Разговаривали они мало. Алеша ничем не занимал мыслей девушки. Будь она повнимательнее, заметила бы, как вытянулась и похудела фигура мнимой Аннушки. Алеше надоело возиться с толщинками и искать правильное положение подставным грудям. Пышный бюст он оставил под елкой, а стегаными боками пользовался как подушкой. Косынку с головы он не снимал даже на ночь.
Много верст осталось за спиной. Нога у Алеши совсем не болела, страхи мнимые и реальные потеряли первоначальную остроту, и даже приятным можно было бы назвать их путешествие, если бы не вспыльчивый, своенравный характер Софьи. Но в ее высокомерии было что-то жалкое, в заносчивости угадывались внутреннее неблагополучие и разлад, и Алеша прощал ей злые слова, как прощают их хворому ребенку.

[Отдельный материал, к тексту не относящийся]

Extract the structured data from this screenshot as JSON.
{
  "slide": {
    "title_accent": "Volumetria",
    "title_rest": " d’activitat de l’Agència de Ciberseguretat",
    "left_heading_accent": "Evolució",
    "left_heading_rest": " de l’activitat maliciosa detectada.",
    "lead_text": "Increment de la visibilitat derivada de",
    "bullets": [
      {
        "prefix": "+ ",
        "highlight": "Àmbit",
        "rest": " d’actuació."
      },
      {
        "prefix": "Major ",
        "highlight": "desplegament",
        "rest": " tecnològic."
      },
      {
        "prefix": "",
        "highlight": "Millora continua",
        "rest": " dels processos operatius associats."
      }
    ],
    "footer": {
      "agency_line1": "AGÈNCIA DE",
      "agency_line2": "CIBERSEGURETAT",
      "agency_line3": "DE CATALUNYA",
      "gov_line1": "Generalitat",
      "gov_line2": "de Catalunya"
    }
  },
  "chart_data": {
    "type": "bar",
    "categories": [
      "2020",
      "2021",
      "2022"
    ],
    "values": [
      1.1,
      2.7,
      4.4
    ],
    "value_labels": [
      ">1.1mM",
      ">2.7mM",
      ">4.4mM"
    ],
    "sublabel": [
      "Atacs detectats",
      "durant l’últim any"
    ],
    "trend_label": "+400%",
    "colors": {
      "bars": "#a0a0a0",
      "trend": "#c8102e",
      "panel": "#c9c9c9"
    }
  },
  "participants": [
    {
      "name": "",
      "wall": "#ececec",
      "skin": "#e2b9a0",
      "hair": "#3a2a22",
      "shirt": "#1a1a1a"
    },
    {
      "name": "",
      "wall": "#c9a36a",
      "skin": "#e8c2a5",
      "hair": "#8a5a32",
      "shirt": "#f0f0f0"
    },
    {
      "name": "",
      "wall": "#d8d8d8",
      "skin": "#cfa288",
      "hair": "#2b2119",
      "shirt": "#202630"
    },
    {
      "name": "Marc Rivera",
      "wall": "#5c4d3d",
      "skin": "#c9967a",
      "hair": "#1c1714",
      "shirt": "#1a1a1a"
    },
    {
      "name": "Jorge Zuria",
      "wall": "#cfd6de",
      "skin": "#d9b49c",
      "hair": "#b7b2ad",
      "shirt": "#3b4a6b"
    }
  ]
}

Но чем покладистее и заботливее он был, тем больше ярилась Софья. Иногда и Алеша выходил из себя — нельзя же все время молчать! — и тогда они кричали и ругались на весь лес, однажды даже подрались.
Случилось это на третий день пути. Утром Алеша собрал хворосту, развел костер, вскипятил в котелке воды. Все хозяйственные заботы сами собой легли на его плечи. Софья и не пыталась ему помогать.
Он бросил в котелок ячневой крупы, покрошил лука.
— Вставай, — позвал он Софью. — Что хмурая с утра?
— А тебе какое дело? — отозвалась Софья, она лежала закутавшись в Алешин плащ и неотрывно смотрела в небо. — Язык у тебя, Аннушка, клеем смазан. Все выспрашиваешь меня, а о себе ни слова. Скажи, за что тебе волосы остригли?
— Я их сама на парик продала, — быстро ответил Алеша и нахмурился, пытаясь предотвратить последующие вопросы.
— На парик… — иронически прищурилась девушка. — А то я не знаю, за что косы стригут. А шпага у тебя откуда? Иль украла?
— Стыдись! Это память об отце.
— Отцы на память дочерям ладанки дарят да крестики. Что-то не слыхала я, чтоб шпаги дарили.
— Это у кого какой отец, — сказал Алеша добродушно. — Мой был честный воин. А кто твой отец?
Алексей не хотел ссориться, но чувствовал, что Софья не успокоится, пока не доведет его до бешенства.
— Только посмей еще слово сказать о моем отце! — звонко крикнула девушка. — Таскай свою шпагу, богомолка, мне не жалко. Но не смей мне в душу лезть! Я людям не верю. Они подлые! И не играй со мной в доброту. Взяла с собой, облагодетельствовала, так я тебе за это денег дам.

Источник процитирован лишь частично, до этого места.